Trump also said “we shook hands, and we signed certain documents, but it better be done.”
He claimed Biden did nothing.
“I’m not looking for credit. I want to get these people out,” he said. “We’ve got to get them out.”
????PRESIDENT TRUMP LIVE ON THE DAN BONGINO SHOW????
“ THERE WOULD BE NO HOSTAGE DEAL WITHOUT US.. And it BETTER BE DONE BY THE TIME I TAKE THE OATH” pic.twitter.com/NUvf0Jw3bU— Johnny St.Pete (@JohnMcCloy) January 16, 2025
Trump likened the situation to the hostage Iran hostage crisis that was resolved moments after then-president Ronald Raegan entered office in the place of Jimmy Carter.
“For three years they’ve lived like in hell,” Trump said of the hostages, who have been in captivity for 470 days. “We gotta get them out, and it’ll be great when we do.”
The Hostages and Missing Families Forum also called on the government to swiftly approve the agreement, following reports of the delayed cabinet vote.
“For the 98 hostages, every night is another night of a terrible nightmare. Do not delay their return even for one more night,” the forum said in a statement.
“We call on the decision-makers — put other matters aside, bring them all back with the requisite urgency.”
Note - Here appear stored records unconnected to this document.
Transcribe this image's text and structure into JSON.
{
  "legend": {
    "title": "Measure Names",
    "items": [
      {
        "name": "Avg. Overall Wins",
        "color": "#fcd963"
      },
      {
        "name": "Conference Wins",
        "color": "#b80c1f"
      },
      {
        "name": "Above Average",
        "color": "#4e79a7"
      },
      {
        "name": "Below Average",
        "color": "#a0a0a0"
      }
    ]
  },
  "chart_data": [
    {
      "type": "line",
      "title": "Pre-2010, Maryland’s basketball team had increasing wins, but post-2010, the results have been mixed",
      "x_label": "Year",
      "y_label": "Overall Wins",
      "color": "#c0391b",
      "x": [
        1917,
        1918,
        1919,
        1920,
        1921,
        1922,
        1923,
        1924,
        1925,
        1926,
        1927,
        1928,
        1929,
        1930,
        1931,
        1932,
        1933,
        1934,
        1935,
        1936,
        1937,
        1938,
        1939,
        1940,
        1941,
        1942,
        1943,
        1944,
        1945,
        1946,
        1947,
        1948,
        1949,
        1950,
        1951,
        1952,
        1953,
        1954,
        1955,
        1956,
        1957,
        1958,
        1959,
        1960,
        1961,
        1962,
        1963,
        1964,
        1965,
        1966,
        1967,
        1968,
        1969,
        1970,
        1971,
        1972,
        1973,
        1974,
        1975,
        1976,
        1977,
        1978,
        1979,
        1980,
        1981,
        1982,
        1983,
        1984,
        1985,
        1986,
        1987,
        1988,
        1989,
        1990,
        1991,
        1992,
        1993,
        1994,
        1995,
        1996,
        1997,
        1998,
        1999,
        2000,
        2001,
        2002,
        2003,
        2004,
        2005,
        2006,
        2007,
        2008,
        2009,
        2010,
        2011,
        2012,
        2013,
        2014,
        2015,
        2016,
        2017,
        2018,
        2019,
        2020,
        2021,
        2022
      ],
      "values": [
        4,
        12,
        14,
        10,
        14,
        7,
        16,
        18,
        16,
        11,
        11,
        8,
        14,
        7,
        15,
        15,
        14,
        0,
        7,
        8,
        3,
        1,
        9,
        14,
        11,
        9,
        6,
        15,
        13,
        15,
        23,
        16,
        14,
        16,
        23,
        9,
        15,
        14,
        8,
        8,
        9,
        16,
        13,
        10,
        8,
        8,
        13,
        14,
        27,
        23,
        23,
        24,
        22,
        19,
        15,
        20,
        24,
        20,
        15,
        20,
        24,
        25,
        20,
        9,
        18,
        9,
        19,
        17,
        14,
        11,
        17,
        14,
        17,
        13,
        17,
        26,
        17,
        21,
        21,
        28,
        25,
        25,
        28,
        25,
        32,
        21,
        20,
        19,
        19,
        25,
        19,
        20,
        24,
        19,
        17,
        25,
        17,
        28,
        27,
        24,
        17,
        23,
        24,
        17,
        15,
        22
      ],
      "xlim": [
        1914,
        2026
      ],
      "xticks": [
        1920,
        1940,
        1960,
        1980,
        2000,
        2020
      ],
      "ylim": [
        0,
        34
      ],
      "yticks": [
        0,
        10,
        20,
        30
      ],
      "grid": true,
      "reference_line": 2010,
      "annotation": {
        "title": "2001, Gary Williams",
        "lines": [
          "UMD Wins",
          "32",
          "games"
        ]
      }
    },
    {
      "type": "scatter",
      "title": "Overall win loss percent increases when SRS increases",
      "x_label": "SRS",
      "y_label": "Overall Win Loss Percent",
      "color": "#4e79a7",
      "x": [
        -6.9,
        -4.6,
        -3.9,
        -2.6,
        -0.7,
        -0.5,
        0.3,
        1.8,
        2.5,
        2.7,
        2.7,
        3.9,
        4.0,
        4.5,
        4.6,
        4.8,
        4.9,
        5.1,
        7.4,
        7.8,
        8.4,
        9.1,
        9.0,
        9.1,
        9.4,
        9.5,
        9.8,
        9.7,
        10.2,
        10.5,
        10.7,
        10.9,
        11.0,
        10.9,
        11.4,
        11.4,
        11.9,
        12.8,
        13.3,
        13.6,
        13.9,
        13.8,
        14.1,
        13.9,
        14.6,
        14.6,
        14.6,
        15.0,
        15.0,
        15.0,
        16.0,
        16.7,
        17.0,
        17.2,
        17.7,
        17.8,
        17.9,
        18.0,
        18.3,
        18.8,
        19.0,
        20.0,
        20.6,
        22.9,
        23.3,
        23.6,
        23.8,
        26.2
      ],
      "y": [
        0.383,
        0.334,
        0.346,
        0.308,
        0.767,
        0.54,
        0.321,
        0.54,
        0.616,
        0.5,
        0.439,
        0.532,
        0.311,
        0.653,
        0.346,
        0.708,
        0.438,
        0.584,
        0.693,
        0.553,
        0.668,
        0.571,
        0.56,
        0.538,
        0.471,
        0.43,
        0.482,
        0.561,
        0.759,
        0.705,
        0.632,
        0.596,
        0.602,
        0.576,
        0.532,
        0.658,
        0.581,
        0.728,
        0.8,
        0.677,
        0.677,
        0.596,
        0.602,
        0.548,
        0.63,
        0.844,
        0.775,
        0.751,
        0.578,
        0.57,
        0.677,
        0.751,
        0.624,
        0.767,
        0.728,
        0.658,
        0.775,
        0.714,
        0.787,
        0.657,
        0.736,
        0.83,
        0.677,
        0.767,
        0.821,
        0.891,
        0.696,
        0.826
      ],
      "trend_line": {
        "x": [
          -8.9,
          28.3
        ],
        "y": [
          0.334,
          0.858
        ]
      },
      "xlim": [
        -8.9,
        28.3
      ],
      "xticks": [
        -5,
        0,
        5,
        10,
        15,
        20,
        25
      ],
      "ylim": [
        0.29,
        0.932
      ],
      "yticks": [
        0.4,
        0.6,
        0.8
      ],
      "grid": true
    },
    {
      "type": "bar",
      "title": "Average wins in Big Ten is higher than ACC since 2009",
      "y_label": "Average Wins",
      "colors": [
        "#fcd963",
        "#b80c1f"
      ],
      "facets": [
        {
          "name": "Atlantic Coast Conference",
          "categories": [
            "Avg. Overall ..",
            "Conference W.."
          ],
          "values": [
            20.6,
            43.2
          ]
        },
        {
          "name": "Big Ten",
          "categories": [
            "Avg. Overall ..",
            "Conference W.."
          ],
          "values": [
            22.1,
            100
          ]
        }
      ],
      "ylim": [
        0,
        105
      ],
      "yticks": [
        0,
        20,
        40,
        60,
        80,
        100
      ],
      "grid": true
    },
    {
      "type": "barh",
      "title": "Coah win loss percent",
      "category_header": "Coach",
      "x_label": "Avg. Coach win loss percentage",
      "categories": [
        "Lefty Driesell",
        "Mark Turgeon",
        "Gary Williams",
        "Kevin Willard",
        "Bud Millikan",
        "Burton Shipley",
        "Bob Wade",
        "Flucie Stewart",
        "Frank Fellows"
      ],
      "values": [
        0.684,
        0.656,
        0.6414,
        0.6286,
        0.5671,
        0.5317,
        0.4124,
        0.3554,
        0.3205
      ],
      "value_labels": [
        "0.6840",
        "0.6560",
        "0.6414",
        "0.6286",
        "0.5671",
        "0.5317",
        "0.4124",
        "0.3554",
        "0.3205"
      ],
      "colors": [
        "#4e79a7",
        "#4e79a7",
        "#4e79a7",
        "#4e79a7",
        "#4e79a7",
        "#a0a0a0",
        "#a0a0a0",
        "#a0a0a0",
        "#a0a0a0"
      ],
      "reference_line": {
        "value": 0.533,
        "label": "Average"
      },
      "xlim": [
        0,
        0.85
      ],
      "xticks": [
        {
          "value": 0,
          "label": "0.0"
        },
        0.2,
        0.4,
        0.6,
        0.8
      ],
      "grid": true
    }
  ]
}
The father of Liri Albag, an IDF surveillance soldier taken captive on October 7, wrote a letter to Netanyahu and government ministers that similarly warned “a further delay in approving the deal means another unnecessary day that our daughters are imprisoned in hell.”
According to a leaked copy of the agreement, over 1,700 Palestinian prisoners are to be freed in return for 33 Israeli hostages in the first phase of the deal: 700 terrorists, 250-300 of whom are serving life terms; 1,000 Gazans captured since October 8 in fighting in the Strip; and 47 rearrested prisoners from the 2011 Gilad Shalit deal.
Earlier Thursday, senior coalition member and Shas party leader Aryeh Deri said he received word that the final deal had been agreed upon and the cabinet would soon convene, but an Israeli diplomatic source continued to insist that the last details of a hostage release deal have not been finalized.
“Prime Minister Netanyahu is adamant on finalizing all the details of the agreement before he brings it to the approval of the cabinet and the government,” the source told reporters, claiming that Israel forced Hamas to back down from last-minute demands over the Philadelphi Corridor.
“This insistence seems to be bearing fruit, but until things are fully agreed upon, Netanyahu will not convene the cabinet and the government,” the source said.
In the background of the delayed cabinet vote, a delegation of senior Israel defense officials is still set to head to Egypt’s capital Cairo Friday to coordinate matters relating to the ceasefire and hostage deal, according to Hebrew media outlets.
The Walla news site and Army Radio reported that the delegation will include senior Shin Bet officials, the head of the IDF Strategy Directorate Maj. Gen. Eliezer Toledano, and COGAT chief Maj. Gen. Ghassan Alian.
The meetings will focus on coordinating the process of releasing the hostages on the first day of the ceasefire, the reports said. In the previous ceasefire deal, the hostages were released via the Rafah Crossing to Egypt and then to Israel.
The reports also said the delegation will discuss with Egyptian officials the reopening of the Rafah Crossing for Palestinians to leave Gaza, the entry of aid to the Strip, and the IDF’s deployment and expected withdrawal from the Philadelphi Corridor, the Egypt-Gaza border area.
The war began when Hamas-led terrorists invaded southern Israel, killing over 1,200 people and kidnapping 251 hostages during their October 7, 2023, onslaught.
During a November, 2023 temporary truce, 105 hostages were released, while four were freed earlier and eight have been rescued alive by troops from Gaza.
The bodies of 40 hostages have been recovered from the Strip, and of the 94 captives believed to still be held, 34 have been confirmed dead by Israeli officials. The fate of many of the others is unknown.